There are two methods of specifying the parameters that control how the data is collected, which are pictured below: one based on the fraction of the low-temperature phase and the other based on temperature. They are mutually exclusive. The phase fraction method requires low_temp_phase to be defined. The collection procedure is designed to only report data for those cells that have ultimately passed monotically from liquid to solid (or are in the process of doing so). Thus some cells included in the analysis may report invalid data even after all solidification is complete.

Namelist Variables for the Temperature Based Method

begin_temp

Solidification is regarded as having started when the temperature first falls below this threshold; it need not be the actual liquidus temperature. This is a required variable.

end_temp

Solidification is regarded as complete when the temperature first drops below this threshold; it need not be the actual solidus temperature.

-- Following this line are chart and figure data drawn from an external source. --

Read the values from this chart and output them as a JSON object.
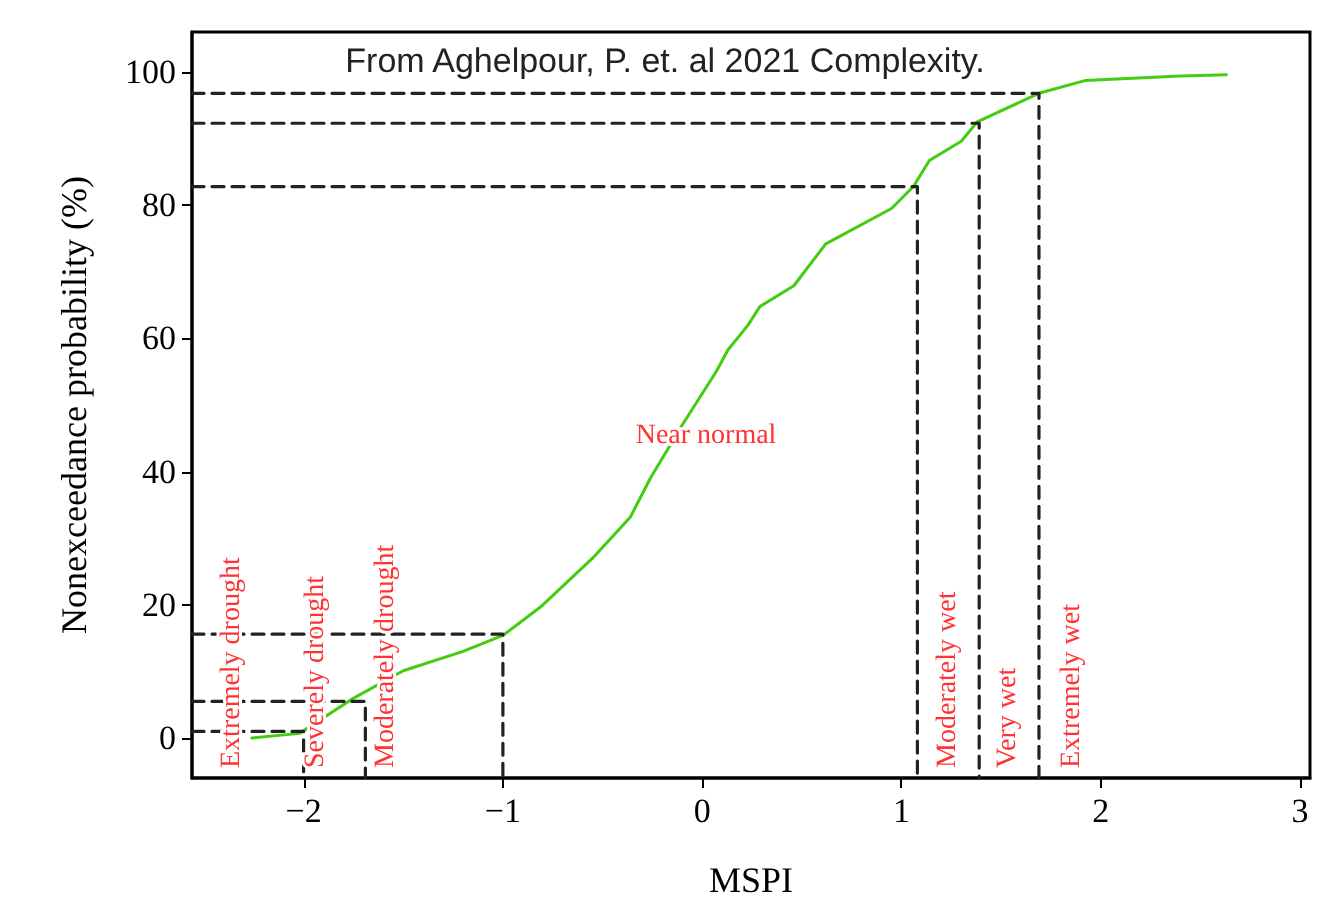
{
  "chart_data": {
    "type": "line",
    "xlabel": "MSPI",
    "ylabel": "Nonexceedance probability (%)",
    "annotations": [
      "From Aghelpour, P. et. al 2021 Complexity.",
      "Extremely drought",
      "Severely drought",
      "Moderately drought",
      "Near normal",
      "Moderately wet",
      "Very wet",
      "Extremely wet"
    ],
    "xlim": [
      -2.56,
      3.05
    ],
    "xticks": [
      -2,
      -1,
      0,
      1,
      2,
      3
    ],
    "ylim": [
      -6,
      106
    ],
    "yticks": [
      0,
      20,
      40,
      60,
      80,
      100
    ],
    "grid": false,
    "marker": "none",
    "series": [
      {
        "color": "#44cc11",
        "line_style": "solid",
        "x": [
          -2.26,
          -2.02,
          -1.76,
          -1.5,
          -1.2,
          -1.0,
          -0.81,
          -0.55,
          -0.36,
          -0.26,
          -0.1,
          0.07,
          0.13,
          0.23,
          0.29,
          0.46,
          0.62,
          0.95,
          1.06,
          1.14,
          1.3,
          1.38,
          1.69,
          1.92,
          2.4,
          2.63
        ],
        "values": [
          0,
          0.7,
          5.8,
          10.1,
          13,
          15.4,
          19.7,
          27,
          33.2,
          39,
          47,
          55,
          58.3,
          62,
          64.8,
          67.9,
          74.2,
          79.5,
          82.8,
          86.7,
          89.6,
          92.5,
          96.8,
          98.7,
          99.4,
          99.6
        ]
      },
      {
        "color": "#222222",
        "line_style": "dashed",
        "x": [
          -2.56,
          -2.0,
          -2.0
        ],
        "values": [
          1.0,
          1.0,
          -6
        ]
      },
      {
        "color": "#222222",
        "line_style": "dashed",
        "x": [
          -2.56,
          -1.69,
          -1.69
        ],
        "values": [
          5.5,
          5.5,
          -6
        ]
      },
      {
        "color": "#222222",
        "line_style": "dashed",
        "x": [
          -2.56,
          -1.0,
          -1.0
        ],
        "values": [
          15.6,
          15.6,
          -6
        ]
      },
      {
        "color": "#222222",
        "line_style": "dashed",
        "x": [
          -2.56,
          1.08,
          1.08
        ],
        "values": [
          82.8,
          82.8,
          -6
        ]
      },
      {
        "color": "#222222",
        "line_style": "dashed",
        "x": [
          -2.56,
          1.39,
          1.39
        ],
        "values": [
          92.3,
          92.3,
          -6
        ]
      },
      {
        "color": "#222222",
        "line_style": "dashed",
        "x": [
          -2.56,
          1.69,
          1.69
        ],
        "values": [
          96.8,
          96.8,
          -6
        ]
      }
    ]
  }
}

This is a required variable.

gl_temp

When the temperature first falls below this threshold, G and L are set to the current value of the thermal gradient and cooling rate. The value must belong to the interval [begin_temp, end_temp). This is an optional variable; its value defaults to the value of begin_temp.

begin_temp_reset

If the temperature rises back above this threshold while solidifying, it is regarded as having returned to a liquid state and any G and L data that may have been computed is erased. This is an optional variable; its value defaults to the value of begin_temp, and if specified it must be greater than or equal to that value.

end_temp_reset

If the temperature rises back above this threshold after becoming solid, it is regarded as having (partially) re-melted, and the previously computed G, L, and solidification time are erased. This is an optional variable; its value defaults to the value of end_temp, and if specified it must be greater than or equal to that value.

Tip

This option can be used to capture temperature GL data for any cooling process, and not just those associated with an explicitly modeled phase transformation.

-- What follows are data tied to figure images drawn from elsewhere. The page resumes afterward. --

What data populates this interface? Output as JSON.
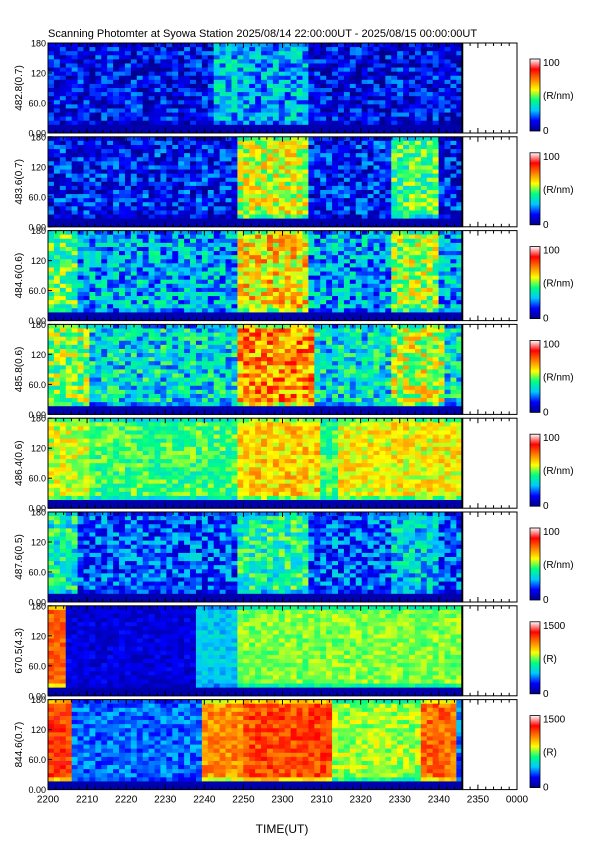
{
  "chart_data": {
    "type": "heatmap",
    "title": "Scanning Photomter at Syowa Station 2025/08/14 22:00:00UT - 2025/08/15 00:00:00UT",
    "xlabel": "TIME(UT)",
    "x_tick_labels": [
      "2200",
      "2210",
      "2220",
      "2230",
      "2240",
      "2250",
      "2300",
      "2310",
      "2320",
      "2330",
      "2340",
      "2350",
      "0000"
    ],
    "x_range_minutes": [
      0,
      120
    ],
    "data_end_minutes": 106,
    "y_range_deg": [
      0,
      180
    ],
    "y_tick_labels": [
      "0.00",
      "60.0",
      "120",
      "180"
    ],
    "colormap": [
      "#00008c",
      "#0000ff",
      "#00c8ff",
      "#00ff80",
      "#ffff00",
      "#ff8000",
      "#ff0000",
      "#ffffff"
    ],
    "panels": [
      {
        "ylabel": "482.8(0.7)",
        "cbar_max": "100",
        "cbar_min": "0",
        "cbar_unit": "(R/nm)",
        "colorbar_colors": [
          "#00008c",
          "#0000ff",
          "#00c8ff",
          "#00ff80",
          "#ffff00",
          "#ff8000",
          "#ff0000",
          "#ffffff"
        ],
        "base_level": 0.12,
        "noise": 0.14,
        "features": [
          {
            "t0": 42,
            "t1": 52,
            "level": 0.3
          },
          {
            "t0": 50,
            "t1": 66,
            "level": 0.28
          }
        ]
      },
      {
        "ylabel": "483.6(0.7)",
        "cbar_max": "100",
        "cbar_min": "0",
        "cbar_unit": "(R/nm)",
        "base_level": 0.14,
        "noise": 0.14,
        "features": [
          {
            "t0": 48,
            "t1": 66,
            "level": 0.55
          },
          {
            "t0": 88,
            "t1": 100,
            "level": 0.45
          }
        ]
      },
      {
        "ylabel": "484.6(0.6)",
        "cbar_max": "100",
        "cbar_min": "0",
        "cbar_unit": "(R/nm)",
        "base_level": 0.28,
        "noise": 0.16,
        "features": [
          {
            "t0": 48,
            "t1": 66,
            "level": 0.62
          },
          {
            "t0": 88,
            "t1": 100,
            "level": 0.52
          },
          {
            "t0": 0,
            "t1": 8,
            "level": 0.45
          }
        ]
      },
      {
        "ylabel": "485.8(0.6)",
        "cbar_max": "100",
        "cbar_min": "0",
        "cbar_unit": "(R/nm)",
        "base_level": 0.34,
        "noise": 0.16,
        "features": [
          {
            "t0": 48,
            "t1": 68,
            "level": 0.7
          },
          {
            "t0": 88,
            "t1": 102,
            "level": 0.55
          },
          {
            "t0": 0,
            "t1": 10,
            "level": 0.5
          }
        ]
      },
      {
        "ylabel": "486.4(0.6)",
        "cbar_max": "100",
        "cbar_min": "0",
        "cbar_unit": "(R/nm)",
        "base_level": 0.45,
        "noise": 0.1,
        "features": [
          {
            "t0": 48,
            "t1": 70,
            "level": 0.62
          },
          {
            "t0": 74,
            "t1": 106,
            "level": 0.58
          },
          {
            "t0": 0,
            "t1": 10,
            "level": 0.55
          }
        ]
      },
      {
        "ylabel": "487.6(0.5)",
        "cbar_max": "100",
        "cbar_min": "0",
        "cbar_unit": "(R/nm)",
        "base_level": 0.2,
        "noise": 0.14,
        "features": [
          {
            "t0": 48,
            "t1": 66,
            "level": 0.4
          },
          {
            "t0": 88,
            "t1": 100,
            "level": 0.32
          },
          {
            "t0": 0,
            "t1": 8,
            "level": 0.38
          }
        ]
      },
      {
        "ylabel": "670.5(4.3)",
        "cbar_max": "1500",
        "cbar_min": "0",
        "cbar_unit": "(R)",
        "base_level": 0.1,
        "noise": 0.06,
        "features": [
          {
            "t0": 48,
            "t1": 106,
            "level": 0.5
          },
          {
            "t0": 0,
            "t1": 4,
            "level": 0.75
          },
          {
            "t0": 38,
            "t1": 48,
            "level": 0.3
          }
        ]
      },
      {
        "ylabel": "844.6(0.7)",
        "cbar_max": "1500",
        "cbar_min": "0",
        "cbar_unit": "(R)",
        "base_level": 0.22,
        "noise": 0.08,
        "features": [
          {
            "t0": 50,
            "t1": 72,
            "level": 0.78
          },
          {
            "t0": 40,
            "t1": 50,
            "level": 0.7
          },
          {
            "t0": 96,
            "t1": 104,
            "level": 0.74
          },
          {
            "t0": 0,
            "t1": 6,
            "level": 0.8
          },
          {
            "t0": 72,
            "t1": 96,
            "level": 0.52
          }
        ]
      }
    ]
  }
}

Namelist Variables for the Solid Fraction Based Method

begin_frac

Solidification is regarded as having started when the solid fraction first rises above this threshold. This is a required variable; its value must belong to the interval (0,1).

end_frac

Solidification is regarded as complete when the solid fraction first rises above this threshold. This is a required variable; its value must belong to the interval (begin_frac, 1).

gl_frac

When the solid fraction first rises above this threshold, G and L are set to the current value of the thermal gradient and cooling rate. The value must belong to the interval [begin_frac, end_frac). This is an optional variable; its value defaults to the value of begin_frac.

begin_frac_reset

If the solid fraction falls back below this threshold while solidifying it is regarded as having returned to a liquid state and any G and L data that may have been computed is erased. This is an optional variable; its value defaults to the value of begin_frac, and if specified it must belong to the interval (0, begin_frac].

end_frac_reset

If the solid fraction falls back below this threshold after becoming solid, it is regarded as having (partially) re-melted, and the previously computed G, L, and solidification time are erased. This is an optional variable; its value defaults to the value of end_frac, and if specified it must belong to the interval [begin_frac, end_frac].

18.3. Custom Microstructure Analysis Modules

The Truchas microstructure analysis framework is designed to readily accept additional user-written analysis modules. Contact the Truchas developers for details and refer to the template file located in the src/truchas/ustruc directory.